Daftar pengawet yang aman beserta takaran maksimum yang digunakan:
1.     Asam Benzoat : jumlah maksimum digunakan adalah = 1 g/kg
2.    Natrium Benzoat : jumlah maksimum digunakan adalah = 1 g/kg
3.    Belerang Oksida : jumlah maksimum digunakan adalah = 500 mg/kg
4.    Asam Propionat : jumlah maksimum digunakan adalah = 2 g/kg (roti) dan 3 g/kg (keju olahan)
D.   Jenis-jenis bahan pengawet
Beberapa bahan pengawet yang umum digunakan dan jenis makanan serta batas penggunaannya pada makanan terdiri dari bahan-bahan organik dan anorganik.
Bahan-bahan organik diantaranya:
1.     Asam Benzoat dan garamnya yaitu bahan yang digunakan untuk mengawetkan minuman ringan dan kecap (600 mg,/kg), serta sari buah, saus tomat, saus sambal, jem dan jeli, manisan, agar, dan makanan lain (1 g/kg).
a)    Asam Benzoat, berbentuk hablur atau jarum putih, sedikit berbau benzaldehid atau benzoin. Agak mudah menguap pada suhu hangat dan mudah menguap dalam uap air. Sukar larut dalam air, mudah larut dalam etanol dan dalam eter, mengalami disosiasi tergantung pada pH mediumnya. Sifat yang tidak terdisosiasi inilah yang mempunyai efektivitas sebagai pengawet.
b)    Natrium Benzoat, berupa granul atau serbuk hablur berwarna putih, tidak berbau dan stabil di udara. Mudah larut dalam air, agak sukar larut dalam etanol dan lebih mudah larut dalam etanol 95 %, bentuk aktifnya sebagai pengawet sebesar 84,7 % pada pH 4,8.
c)     Kalium Benzoat, kristal larut air dan alkohol dan efektivitas sebagai pengawet pada pH 4,2.
d)    Kalsium Benzoat, kristal yang larut dalam air dan alkohol. Dalam air padat pada suhu 25oC larut sebesar 40 g/L dengan efektivitas sebagai pengawet pada pH 4,2.
2.     Ester para-hidroksi benzoat
a.    Metil para-hidroksi benzoat, berupa hablur tidak berwarna atau serbuk hablur putih, tidak berbau atau berbau khas lemah, mempunyai sedikit rasa terbakar. Sukar larut dalam air air, benzen, CCl4, namun mudah larut dalam etanol dan dalam eter.
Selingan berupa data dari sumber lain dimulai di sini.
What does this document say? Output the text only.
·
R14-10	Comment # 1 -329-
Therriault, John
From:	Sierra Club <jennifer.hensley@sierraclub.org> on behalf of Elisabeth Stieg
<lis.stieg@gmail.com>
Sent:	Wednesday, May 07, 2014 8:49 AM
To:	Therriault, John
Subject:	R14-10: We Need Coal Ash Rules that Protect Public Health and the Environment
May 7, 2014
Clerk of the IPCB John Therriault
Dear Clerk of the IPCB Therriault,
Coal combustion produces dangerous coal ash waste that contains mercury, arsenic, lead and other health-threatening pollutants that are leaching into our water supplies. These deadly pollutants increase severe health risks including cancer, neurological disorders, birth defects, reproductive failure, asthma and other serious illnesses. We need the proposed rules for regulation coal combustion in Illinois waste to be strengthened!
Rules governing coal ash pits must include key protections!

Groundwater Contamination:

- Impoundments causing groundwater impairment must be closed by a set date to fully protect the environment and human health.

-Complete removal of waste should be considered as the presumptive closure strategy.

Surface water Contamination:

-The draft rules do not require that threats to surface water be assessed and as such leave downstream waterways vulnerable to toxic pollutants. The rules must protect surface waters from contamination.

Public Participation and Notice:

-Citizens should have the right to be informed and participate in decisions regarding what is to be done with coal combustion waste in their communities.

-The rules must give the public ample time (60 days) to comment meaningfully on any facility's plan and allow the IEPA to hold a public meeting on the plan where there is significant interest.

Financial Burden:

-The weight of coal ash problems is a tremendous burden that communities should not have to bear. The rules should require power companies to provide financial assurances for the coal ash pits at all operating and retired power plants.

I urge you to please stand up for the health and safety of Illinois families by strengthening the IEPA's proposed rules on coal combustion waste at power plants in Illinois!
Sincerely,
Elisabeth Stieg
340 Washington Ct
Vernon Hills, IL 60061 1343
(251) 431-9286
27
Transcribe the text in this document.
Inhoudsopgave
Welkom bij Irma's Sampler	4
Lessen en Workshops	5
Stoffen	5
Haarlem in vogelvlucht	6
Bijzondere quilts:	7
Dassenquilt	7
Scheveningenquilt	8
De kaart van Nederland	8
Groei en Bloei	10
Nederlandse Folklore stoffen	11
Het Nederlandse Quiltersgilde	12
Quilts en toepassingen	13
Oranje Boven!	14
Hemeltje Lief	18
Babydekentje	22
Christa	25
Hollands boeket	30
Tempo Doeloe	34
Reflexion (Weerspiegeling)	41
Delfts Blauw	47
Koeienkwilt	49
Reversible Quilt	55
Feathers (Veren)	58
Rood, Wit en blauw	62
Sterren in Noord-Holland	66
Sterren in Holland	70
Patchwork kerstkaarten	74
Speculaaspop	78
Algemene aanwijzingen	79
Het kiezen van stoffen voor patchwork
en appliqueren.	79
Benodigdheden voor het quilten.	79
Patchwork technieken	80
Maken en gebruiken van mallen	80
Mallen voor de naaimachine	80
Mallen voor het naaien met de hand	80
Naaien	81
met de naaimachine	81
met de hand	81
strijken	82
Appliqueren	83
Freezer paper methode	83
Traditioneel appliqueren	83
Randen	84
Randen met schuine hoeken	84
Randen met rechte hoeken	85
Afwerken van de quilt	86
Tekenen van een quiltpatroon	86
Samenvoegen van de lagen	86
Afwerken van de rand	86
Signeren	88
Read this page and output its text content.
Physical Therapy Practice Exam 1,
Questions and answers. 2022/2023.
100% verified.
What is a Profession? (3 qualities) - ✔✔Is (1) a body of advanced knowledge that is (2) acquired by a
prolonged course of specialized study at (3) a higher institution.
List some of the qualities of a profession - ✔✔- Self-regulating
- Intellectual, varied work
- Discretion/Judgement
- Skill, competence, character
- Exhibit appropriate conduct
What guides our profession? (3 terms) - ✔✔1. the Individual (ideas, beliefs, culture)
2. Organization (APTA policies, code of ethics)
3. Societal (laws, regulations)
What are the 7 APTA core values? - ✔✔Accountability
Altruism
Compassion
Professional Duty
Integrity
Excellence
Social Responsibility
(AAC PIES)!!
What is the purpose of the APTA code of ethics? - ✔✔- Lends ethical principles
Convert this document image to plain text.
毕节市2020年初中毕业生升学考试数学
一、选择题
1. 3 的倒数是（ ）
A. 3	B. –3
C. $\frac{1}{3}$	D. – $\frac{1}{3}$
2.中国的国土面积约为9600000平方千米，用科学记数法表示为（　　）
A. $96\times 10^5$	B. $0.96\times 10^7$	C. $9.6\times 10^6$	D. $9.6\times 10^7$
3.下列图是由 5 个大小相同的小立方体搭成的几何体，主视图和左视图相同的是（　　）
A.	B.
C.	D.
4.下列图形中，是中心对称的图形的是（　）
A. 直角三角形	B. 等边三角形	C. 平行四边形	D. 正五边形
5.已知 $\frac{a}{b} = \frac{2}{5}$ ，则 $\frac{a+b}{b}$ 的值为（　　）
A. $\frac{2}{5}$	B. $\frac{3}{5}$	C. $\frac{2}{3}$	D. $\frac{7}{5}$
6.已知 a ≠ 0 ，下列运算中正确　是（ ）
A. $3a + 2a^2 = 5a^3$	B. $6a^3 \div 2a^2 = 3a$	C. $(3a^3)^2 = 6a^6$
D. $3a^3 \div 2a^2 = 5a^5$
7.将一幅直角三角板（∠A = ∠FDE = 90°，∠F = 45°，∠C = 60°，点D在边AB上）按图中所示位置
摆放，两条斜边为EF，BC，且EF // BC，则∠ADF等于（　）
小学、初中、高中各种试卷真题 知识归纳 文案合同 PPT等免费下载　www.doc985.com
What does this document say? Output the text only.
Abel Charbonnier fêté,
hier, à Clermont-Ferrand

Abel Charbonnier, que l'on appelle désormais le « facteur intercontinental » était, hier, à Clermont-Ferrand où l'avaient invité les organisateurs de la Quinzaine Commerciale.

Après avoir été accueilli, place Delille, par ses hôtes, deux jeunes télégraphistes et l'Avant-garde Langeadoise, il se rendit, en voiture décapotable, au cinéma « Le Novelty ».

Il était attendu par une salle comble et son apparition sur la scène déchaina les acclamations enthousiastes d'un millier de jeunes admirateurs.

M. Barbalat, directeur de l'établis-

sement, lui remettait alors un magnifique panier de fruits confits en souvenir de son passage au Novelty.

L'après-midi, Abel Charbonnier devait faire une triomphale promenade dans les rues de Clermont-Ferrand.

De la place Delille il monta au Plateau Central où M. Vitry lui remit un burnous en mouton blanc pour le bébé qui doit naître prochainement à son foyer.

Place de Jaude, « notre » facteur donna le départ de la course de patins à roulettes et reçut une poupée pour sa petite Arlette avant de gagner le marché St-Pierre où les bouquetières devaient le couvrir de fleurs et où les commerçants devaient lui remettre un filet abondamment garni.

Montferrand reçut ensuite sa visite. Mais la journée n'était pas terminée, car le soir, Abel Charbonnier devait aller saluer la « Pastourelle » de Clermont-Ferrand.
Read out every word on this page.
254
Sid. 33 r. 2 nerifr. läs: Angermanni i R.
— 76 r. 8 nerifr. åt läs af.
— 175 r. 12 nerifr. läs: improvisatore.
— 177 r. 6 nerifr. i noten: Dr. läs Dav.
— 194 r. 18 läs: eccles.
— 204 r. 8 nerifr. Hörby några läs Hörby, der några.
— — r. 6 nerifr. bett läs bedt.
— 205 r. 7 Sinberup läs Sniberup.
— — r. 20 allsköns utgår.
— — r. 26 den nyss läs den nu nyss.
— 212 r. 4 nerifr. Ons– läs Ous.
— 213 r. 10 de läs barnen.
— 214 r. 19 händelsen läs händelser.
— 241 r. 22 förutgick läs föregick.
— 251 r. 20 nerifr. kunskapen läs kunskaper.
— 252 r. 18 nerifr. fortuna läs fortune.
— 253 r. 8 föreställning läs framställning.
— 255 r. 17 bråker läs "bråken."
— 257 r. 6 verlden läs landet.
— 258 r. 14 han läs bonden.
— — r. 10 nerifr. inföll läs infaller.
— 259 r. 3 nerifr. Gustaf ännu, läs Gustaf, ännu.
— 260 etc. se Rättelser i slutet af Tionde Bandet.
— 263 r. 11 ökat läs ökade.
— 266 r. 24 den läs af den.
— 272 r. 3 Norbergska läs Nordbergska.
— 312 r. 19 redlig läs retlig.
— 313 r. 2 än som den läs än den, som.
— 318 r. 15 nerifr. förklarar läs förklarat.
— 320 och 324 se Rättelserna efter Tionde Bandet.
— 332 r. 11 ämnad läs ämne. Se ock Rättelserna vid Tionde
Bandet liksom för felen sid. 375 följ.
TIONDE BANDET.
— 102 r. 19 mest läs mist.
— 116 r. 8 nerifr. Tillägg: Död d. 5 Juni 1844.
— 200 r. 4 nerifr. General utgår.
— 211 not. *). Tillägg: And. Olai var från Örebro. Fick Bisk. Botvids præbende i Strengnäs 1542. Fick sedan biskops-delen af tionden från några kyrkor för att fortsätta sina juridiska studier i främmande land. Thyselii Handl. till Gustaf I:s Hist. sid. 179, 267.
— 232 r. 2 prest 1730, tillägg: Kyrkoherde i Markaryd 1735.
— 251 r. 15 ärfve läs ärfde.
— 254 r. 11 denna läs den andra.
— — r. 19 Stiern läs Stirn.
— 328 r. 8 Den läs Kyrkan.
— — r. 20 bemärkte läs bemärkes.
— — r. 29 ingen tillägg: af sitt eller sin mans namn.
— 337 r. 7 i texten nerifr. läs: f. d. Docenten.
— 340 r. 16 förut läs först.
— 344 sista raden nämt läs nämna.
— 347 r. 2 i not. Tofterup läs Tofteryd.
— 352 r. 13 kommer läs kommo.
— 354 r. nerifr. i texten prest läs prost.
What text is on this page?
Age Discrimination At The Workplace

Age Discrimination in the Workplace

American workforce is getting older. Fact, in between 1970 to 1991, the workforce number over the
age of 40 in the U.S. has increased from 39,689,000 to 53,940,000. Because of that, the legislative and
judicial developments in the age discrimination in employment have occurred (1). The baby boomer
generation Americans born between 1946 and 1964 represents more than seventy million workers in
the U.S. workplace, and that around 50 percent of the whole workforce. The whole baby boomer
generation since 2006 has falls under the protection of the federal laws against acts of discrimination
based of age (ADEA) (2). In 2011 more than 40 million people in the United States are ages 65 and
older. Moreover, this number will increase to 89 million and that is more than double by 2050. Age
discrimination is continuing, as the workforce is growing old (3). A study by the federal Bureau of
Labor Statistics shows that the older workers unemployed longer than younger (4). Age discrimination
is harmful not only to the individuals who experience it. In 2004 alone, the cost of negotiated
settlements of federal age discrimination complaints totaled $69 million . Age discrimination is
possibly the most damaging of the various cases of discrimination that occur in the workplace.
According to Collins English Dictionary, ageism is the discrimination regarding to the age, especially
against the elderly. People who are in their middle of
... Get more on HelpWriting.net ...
Betuk aktif sebagai pengawet 87,4 % pada range pH 8,5. Garam natriumnya mudah larut dalam air pada suhu 25oC dengan bentuk yang aktif sebagai pengawet adalah 87,4 %
b.    Propil para-hidroksi benzoat, hablur kecil atau serbuk serbuk dan tidak berwarna. Sangat sukar larut air, mudah larut dalam etanol dan dalam eter dan sukar larut dalam air mendidih. Bentuk aktif sebagai pengawet adalah 89,1 % pada range 8,5. Garam natriumnya mudah larut dalam air pada suhu 25oC, bentuk aktif sebagai pengawet adalah 89,1 % pada range 8,5.
              Asam Propionat dan bentuk garamnya, berupa serbuk putih yang mudah larut dalam air, sukar larut dalam alkohol, dan tidak larut dalam minyak. Bagian aktif yang sebagai pengawet sebesar 77,1 % pada range pH 4,9. Adapun bahan pengawet untuk roti (2 g/kg) dan keju olahan (3 g/kg).
              Asam Sorbat dan garamnya, berupa serbuk hablur putih, mengalir bebas dan baunya khas. Sukar larut dalam air serta larut dalam etanol dan dalam eter. Adapun bahan pengawet untuk margarin, pekatan sari buah, dan keju (1 g/kg)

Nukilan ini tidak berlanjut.